George-Anne Editorial Board
On Jan. 11, the University System of Georgia announced that Georgia Southern University and Armstrong State University would consolidate into a singular institution, ending what would have been 83 years of the school’s history in the fall of 2018.
This announcement was met with a variety of emotions from students of both institutions. Many ASU students expressed extreme disdain for the University System of Georgia’s decision, while some GS students conveyed general excitement at the opportunities this merger may allot.
However, our reaction here at The George- Anne has been closer to the middle of the spectrum. Although many of us here on the editorial board can see the potential benefits of the consolidation, some have also indicated the possible issues we may face as a student body later on down the line.

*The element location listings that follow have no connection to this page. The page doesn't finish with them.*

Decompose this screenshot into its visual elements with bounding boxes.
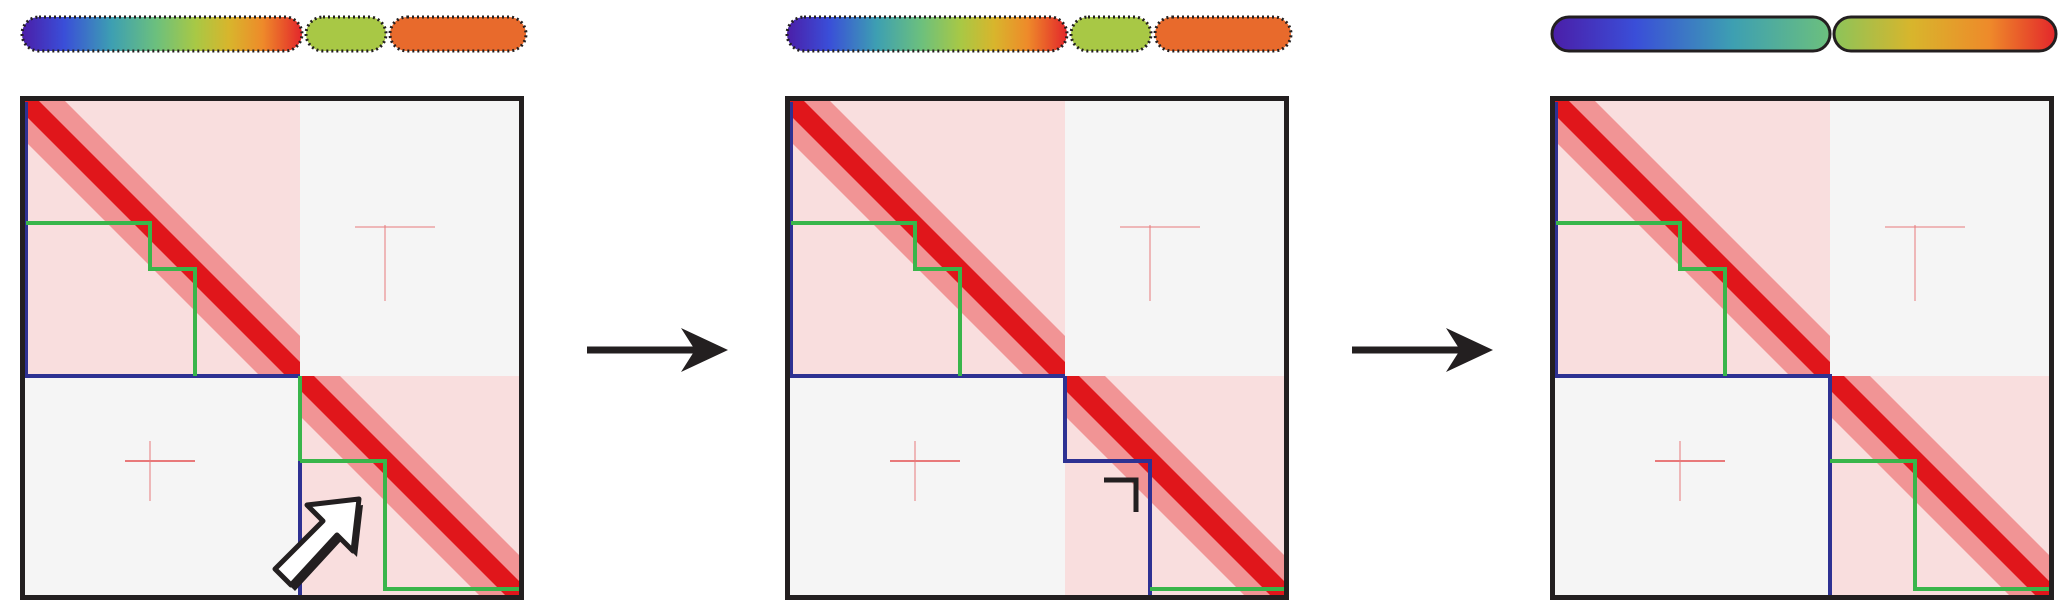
chromosome-bar-panel-2 [785, 15, 1293, 53]
chrom-segment [20, 15, 304, 53]
contact-map-3 [1550, 96, 2054, 600]
contact-map-1 [20, 96, 524, 600]
chrom-segment [388, 15, 528, 53]
chromosome-bar-panel-3 [1550, 15, 2058, 53]
panel-contig-moved [785, 0, 1295, 615]
panel-before-edit [20, 0, 530, 615]
chrom-segment [1153, 15, 1293, 53]
chrom-segment [304, 15, 388, 53]
arrow-right-icon [1352, 328, 1493, 372]
arrow-pointer-icon [272, 496, 363, 591]
chrom-segment [1832, 15, 2058, 53]
contact-map-2 [785, 96, 1289, 600]
chromosome-bar-panel-1 [20, 15, 528, 53]
chrom-segment [785, 15, 1069, 53]
corner-bracket-icon [1104, 477, 1139, 512]
chrom-segment [1550, 15, 1832, 53]
panel-chromosomes-split [1550, 0, 2060, 615]
chrom-segment [1069, 15, 1153, 53]
arrow-right-icon [587, 328, 728, 372]
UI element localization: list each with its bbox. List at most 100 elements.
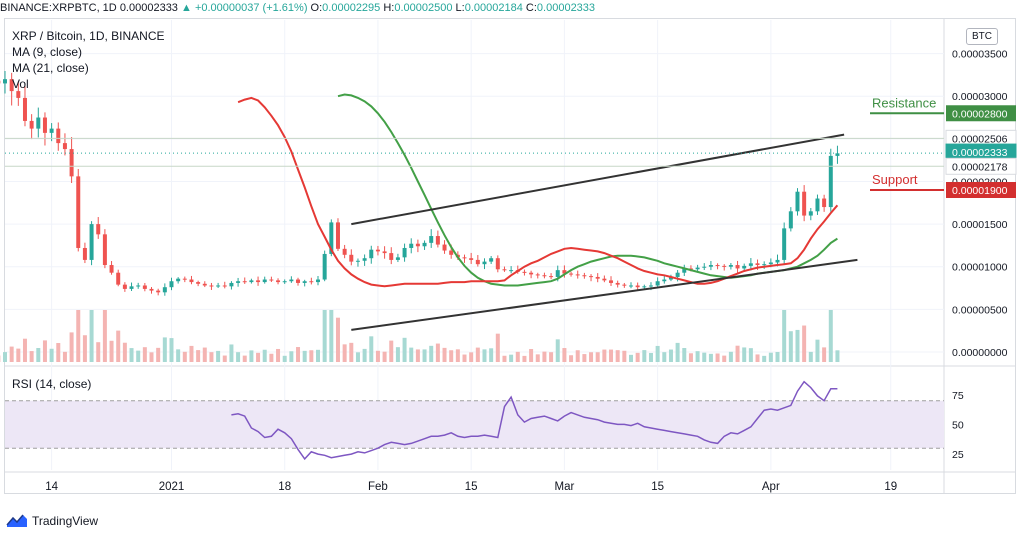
candle-body [782,228,787,260]
candle-body [102,234,107,266]
candle-body [189,279,194,283]
volume-bar [176,349,181,362]
candle-body [735,265,740,269]
candle-body [362,258,367,261]
price-change: ▲ +0.00000037 (+1.61%) [181,2,308,14]
volume-bar [302,350,307,362]
volume-bar [189,345,194,362]
time-tick-label: Mar [554,481,574,493]
candle-body [462,257,467,259]
candle-body [662,279,667,282]
volume-bar [209,352,214,362]
volume-bar [648,352,653,362]
candle-body [562,270,567,274]
volume-bar [748,348,753,362]
candle-body [395,257,400,260]
volume-bar [782,310,787,362]
volume-bar [668,349,673,362]
candle-body [129,286,134,289]
volume-bar [49,348,54,362]
volume-bar [342,344,347,362]
candle-body [296,279,301,283]
candle-body [355,260,360,262]
volume-bar [249,350,254,362]
candle-body [695,267,700,270]
volume-bar [296,347,301,362]
candle-body [435,236,440,245]
volume-bar [615,350,620,362]
volume-bar [562,348,567,362]
candle-body [602,278,607,281]
volume-bar [602,349,607,362]
candle-body [389,253,394,260]
price-badge-text: 0.00002178 [952,161,1008,173]
volume-bar [96,342,101,362]
volume-bar [482,349,487,362]
legend-ma21[interactable]: MA (21, close) [12,61,89,75]
volume-bar [369,336,374,362]
volume-bar [216,350,221,362]
volume-bar [722,355,727,362]
candle-body [29,120,34,129]
candle-body [269,279,274,281]
volume-bar [682,348,687,362]
candle-body [489,258,494,262]
channel-trendline [351,258,858,331]
volume-bar [289,351,294,362]
chart-frame[interactable] [4,18,1016,494]
legend-volume[interactable]: Vol [12,77,29,91]
volume-bar [828,310,833,362]
candle-body [149,288,154,291]
candle-body [475,259,480,265]
volume-bar [29,351,34,362]
volume-bar [522,355,527,362]
volume-bar [89,310,94,362]
volume-bar [455,349,460,362]
volume-bar [595,352,600,362]
candle-body [42,117,47,133]
candle-body [349,254,354,262]
candle-body [409,243,414,248]
volume-bar [728,351,733,362]
volume-bar [629,354,633,362]
volume-bar [582,354,587,362]
candle-body [142,285,147,289]
time-tick-label: 2021 [159,481,185,493]
volume-bar [635,352,640,362]
volume-bar [402,337,407,362]
volume-bar [162,337,167,362]
candle-body [422,242,427,247]
tradingview-footer[interactable]: TradingView [6,511,98,531]
candle-body [415,243,420,247]
volume-bar [242,355,247,362]
candle-body [176,278,181,282]
candle-body [136,285,141,287]
candle-body [682,268,687,273]
volume-bar [122,342,127,362]
candle-body [748,263,753,266]
candle-body [648,285,653,287]
volume-bar [642,350,647,362]
candle-body [495,258,500,270]
volume-bar [715,353,720,362]
candle-body [668,276,673,280]
symbol-header-bar: BINANCE:XRPBTC, 1D 0.00002333 ▲ +0.00000… [0,0,1024,16]
rsi-legend[interactable]: RSI (14, close) [12,377,92,391]
volume-bar [708,353,713,362]
volume-bar [449,350,454,362]
last-price: 0.00002333 [119,2,178,14]
candle-body [549,276,554,278]
candle-body [522,271,527,273]
candle-body [69,149,74,177]
price-badge [945,157,1017,175]
volume-bar [202,347,207,362]
legend-ma9[interactable]: MA (9, close) [12,45,83,59]
candle-body [609,280,614,283]
volume-bar [16,348,21,362]
volume-bar [76,310,81,362]
currency-badge[interactable]: BTC [966,28,998,45]
candle-body [242,281,247,283]
volume-bar [9,346,14,362]
candle-body [768,262,773,265]
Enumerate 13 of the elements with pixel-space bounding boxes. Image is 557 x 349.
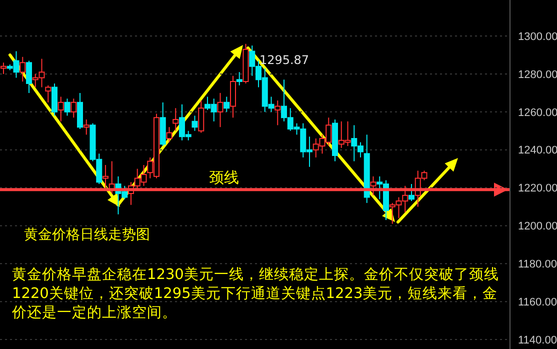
y-tick-label: 1280.00 — [518, 68, 557, 81]
y-tick-label: 1140.00 — [518, 334, 557, 346]
y-tick-label: 1180.00 — [518, 258, 557, 271]
y-tick-label: 1240.00 — [518, 144, 557, 157]
ref-line-label: 颈线 — [209, 168, 240, 187]
y-tick-label: 1220.00 — [518, 182, 557, 195]
annotation: 黄金价格早盘企稳在1230美元一线，继续稳定上探。金价不仅突破了颈线1220关键位，还突破1295美元下行通道关键点1223美元，短线来看，金价还是一定的上涨空间。 — [12, 266, 500, 323]
y-tick-label: 1300.00 — [518, 30, 557, 43]
text: 黄金价格日线走势图 — [24, 226, 150, 244]
y-tick-label: 1160.00 — [518, 296, 557, 308]
annotation: 1295.87 — [259, 52, 310, 67]
y-tick-label: 1200.00 — [518, 220, 557, 233]
y-tick-label: 1260.00 — [518, 106, 557, 119]
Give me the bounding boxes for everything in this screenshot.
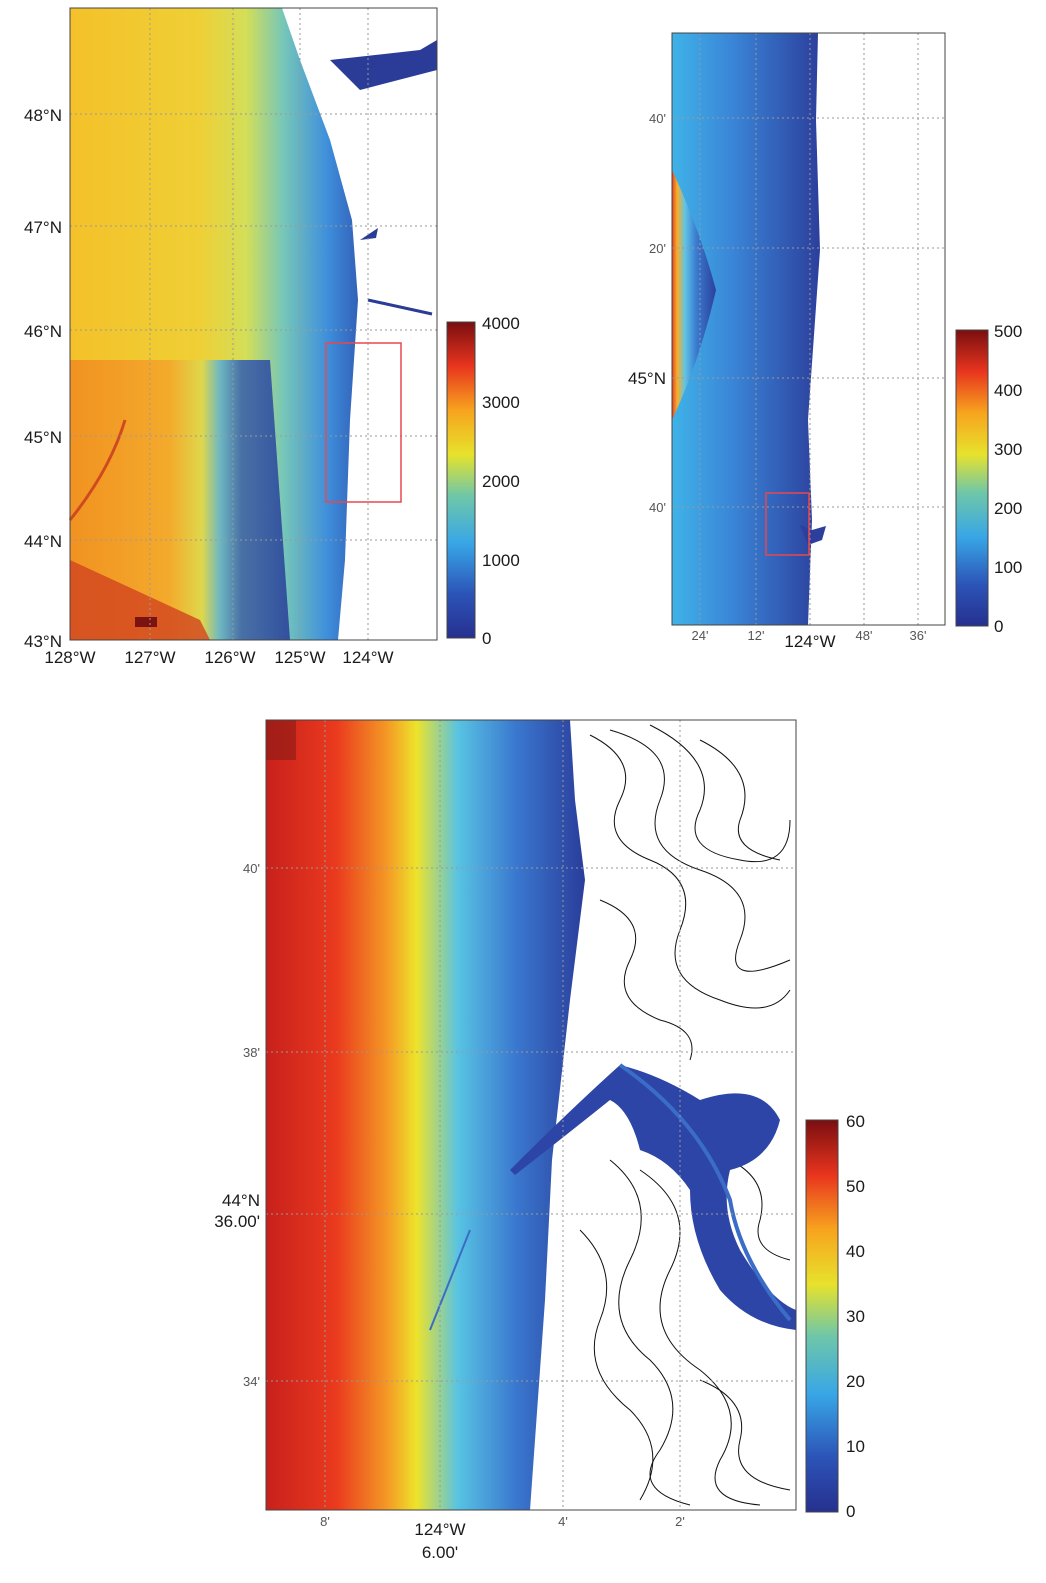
estuary-bathymetry [266,720,586,1510]
estuary-ytick: 40' [243,861,260,876]
regional-xtick: 128°W [44,648,95,667]
regional-river-mouth [360,228,378,240]
coastal-xtick: 36' [910,628,927,643]
regional-xtick: 124°W [342,648,393,667]
estuary-xtick: 4' [558,1514,568,1529]
estuary-xtick: 124°W [414,1520,465,1539]
regional-colorbar-tick: 0 [482,629,491,648]
regional-colorbar-tick: 4000 [482,314,520,333]
estuary-grid [266,720,796,1510]
regional-xtick: 125°W [274,648,325,667]
regional-colorbar [446,321,476,639]
coastal-deep-lobe [672,170,716,420]
estuary-xtick: 2' [675,1514,685,1529]
regional-ytick: 43°N [24,632,62,651]
regional-grid [70,8,437,640]
coastal-xtick: 12' [748,628,765,643]
regional-columbia-river [367,298,433,316]
estuary-ytick: 38' [243,1045,260,1060]
regional-xtick: 126°W [204,648,255,667]
estuary-colorbar-tick: 60 [846,1112,865,1131]
estuary-frame [265,719,797,1511]
estuary-trough [429,1229,471,1331]
regional-ytick: 45°N [24,428,62,447]
estuary-colorbar-tick: 20 [846,1372,865,1391]
coastal-xtick: 24' [692,628,709,643]
estuary-colorbar-tick: 10 [846,1437,865,1456]
estuary-xtick: 8' [320,1514,330,1529]
estuary-main-channel [618,1063,792,1322]
coastal-ytick: 20' [649,241,666,256]
coastal-colorbar-tick: 300 [994,440,1022,459]
regional-map-panel: 48°N 47°N 46°N 45°N 44°N 43°N 128°W 127°… [24,7,520,667]
regional-frame [69,7,438,641]
estuary-colorbar-tick: 50 [846,1177,865,1196]
estuary-colorbar-tick: 40 [846,1242,865,1261]
regional-colorbar-tick: 3000 [482,393,520,412]
regional-canyon [68,419,127,521]
estuary-deep-corner [266,720,296,760]
estuary-colorbar-tick: 0 [846,1502,855,1521]
coastal-colorbar-tick: 100 [994,558,1022,577]
coastal-colorbar-tick: 200 [994,499,1022,518]
regional-ytick: 44°N [24,532,62,551]
regional-strait [330,40,437,90]
coastal-ytick: 40' [649,111,666,126]
coastal-colorbar-tick: 500 [994,322,1022,341]
estuary-topo-contours [579,724,791,1506]
coastal-inset-box [765,492,810,556]
coastal-grid [672,33,945,625]
estuary-ytick: 36.00' [214,1212,260,1231]
regional-colorbar-tick: 2000 [482,472,520,491]
regional-inset-box [325,342,402,503]
regional-colorbar-tick: 1000 [482,551,520,570]
estuary-bay [510,1065,796,1330]
regional-ytick: 46°N [24,322,62,341]
estuary-xtick: 6.00' [422,1543,458,1562]
regional-deep-channel [70,560,210,640]
coastal-colorbar-tick: 0 [994,617,1003,636]
estuary-colorbar-tick: 30 [846,1307,865,1326]
regional-land [282,8,437,640]
coastal-estuary [800,525,826,545]
coastal-land [808,33,945,625]
coastal-xtick: 48' [856,628,873,643]
estuary-ytick: 44°N [222,1191,260,1210]
coastal-xtick: 124°W [784,632,835,651]
estuary-colorbar [805,1119,839,1513]
coastal-colorbar [955,329,989,627]
estuary-map-panel: 40' 38' 44°N 36.00' 34' 8' 124°W 6.00' 4… [214,719,865,1562]
coastal-frame [671,32,946,626]
coastal-ytick: 40' [649,500,666,515]
estuary-ytick: 34' [243,1374,260,1389]
regional-xtick: 127°W [124,648,175,667]
coastal-colorbar-tick: 400 [994,381,1022,400]
regional-ytick: 47°N [24,218,62,237]
regional-bathymetry-south [70,360,290,640]
regional-ytick: 48°N [24,106,62,125]
regional-deepest-patch [135,617,157,627]
coastal-map-panel: 40' 20' 45°N 40' 24' 12' 124°W 48' 36' 5… [628,32,1022,651]
coastal-ytick: 45°N [628,369,666,388]
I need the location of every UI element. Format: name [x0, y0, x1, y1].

There’s no denying the perks we here at Southern would be able to enjoy. With this merger we move up to the fourth largest university in Georgia in student population, and the first largest in terms of acreage. Our research opportunities could also expect a large benefit now that we will be able to utilize ASU’s resources as well. Our nursing program is now closer to Savannah where many of our students complete their practical training. Basically, GS stands a lot to gain from this consolidation.
There are however, many potential draw- backs we may have to face. Now that the universities are merging the fact of the matter is that some faculty and staff members may have to face the reality of losing their positions. Simply put, there’s no plausible reason we would have two vice presidents of business and finance, so it’s only natural that one of them would have to move on. This scenario would likely repeat for most duplicate positions for both universities. Not to mention the jeopardy student-athletes may face when it comes time to start dealing out scholarships.
The transition is set to take place over the course of 18 months, led by a committee of individuals from both campuses, and as the process is just beginning, there are plenty of questions that have yet to be answered, even addressed in some cases. It’s important to be patient and take into consideration that although we may not know much about the ex-act details now, the transition team was formed specifically to solve these problems in a fair and effective manner, so although it may take time to see these issues resolved, hopefully in 18 months we’ll have the answers to these questions and then some.
All that being said, the editorial board as a whole felt that most of our concerns spread from our uncertainty of the future. How will this merger affect academic standards for both schools? Are there going to be funding restraints? Logistically how will the university decide who attends Statesboro’s campus and who attends Savannah’s? There are a lot of potential ups and downs ahead and while we may not be sure of all the ramifications this consolidation may bring, one thing is for certain. It’s happening.